Thailand was ook in die tijd voor een jonge backbacker een ideaal vogelland. Nagenoeg alle goede vogelplekken zijn met behulp van openbaar vervoer goed bereikbaar, (spot)goedkope accommodatie is overal aanwezig en bovendien ben ik groot fan van de lokale keuken. Gewapend met een stapel reisverslagen en de toen onmisbare reisgidsen van de Lonely Planet ging ik op pad. En met 2,5 maand had ik genoeg tijd.

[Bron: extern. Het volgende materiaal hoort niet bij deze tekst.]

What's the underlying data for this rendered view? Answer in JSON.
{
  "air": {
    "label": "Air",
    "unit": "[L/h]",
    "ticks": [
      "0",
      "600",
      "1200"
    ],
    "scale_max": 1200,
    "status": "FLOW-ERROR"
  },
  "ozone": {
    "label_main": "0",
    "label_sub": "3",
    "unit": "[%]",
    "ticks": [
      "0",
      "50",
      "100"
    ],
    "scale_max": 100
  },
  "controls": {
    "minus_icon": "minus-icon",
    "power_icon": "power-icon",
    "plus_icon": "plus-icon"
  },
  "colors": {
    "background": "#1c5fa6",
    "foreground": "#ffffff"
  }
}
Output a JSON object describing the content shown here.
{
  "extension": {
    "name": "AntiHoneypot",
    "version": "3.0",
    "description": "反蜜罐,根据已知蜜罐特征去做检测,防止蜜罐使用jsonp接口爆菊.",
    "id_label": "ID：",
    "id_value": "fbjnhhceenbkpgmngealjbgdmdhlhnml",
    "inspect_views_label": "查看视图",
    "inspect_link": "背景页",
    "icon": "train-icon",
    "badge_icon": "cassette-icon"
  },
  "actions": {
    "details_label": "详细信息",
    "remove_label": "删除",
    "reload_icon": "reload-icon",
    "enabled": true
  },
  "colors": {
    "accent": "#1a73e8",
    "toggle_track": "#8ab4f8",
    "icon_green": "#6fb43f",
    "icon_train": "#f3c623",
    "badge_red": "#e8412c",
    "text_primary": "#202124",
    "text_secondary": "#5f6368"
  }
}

Gelegen in Zuidoost-Azië is Thailand gezegend met veel uiteenlopende biotopen. Van bergen en gematigde bergbossen in het noorden tot laagland tropisch regenwoud in het zuiden met tussenin vogelrijke gebieden zoals uitgestrekte moerassen, mangrovebossen en zoutpannen. Meer dan 950 vogelsoorten zijn er gezien, bijna 10% van alle soorten op aarde. Er overwinteren vele noordelijke trekvogels, inclusief droomsoorten als bonte kiekendief, roodkeelnachtegaal en de met uitsterven bedreigde lepelbekstrandloper. Veel van de broedvogels zijn kleurrijk of prachtig getekend en komen in vele variaties voor zoals diverse soorten trogons, baardvogels, ijsvogels, patrijzen, fazanten, honingzuigers, neushoornvogels en… pitta’s.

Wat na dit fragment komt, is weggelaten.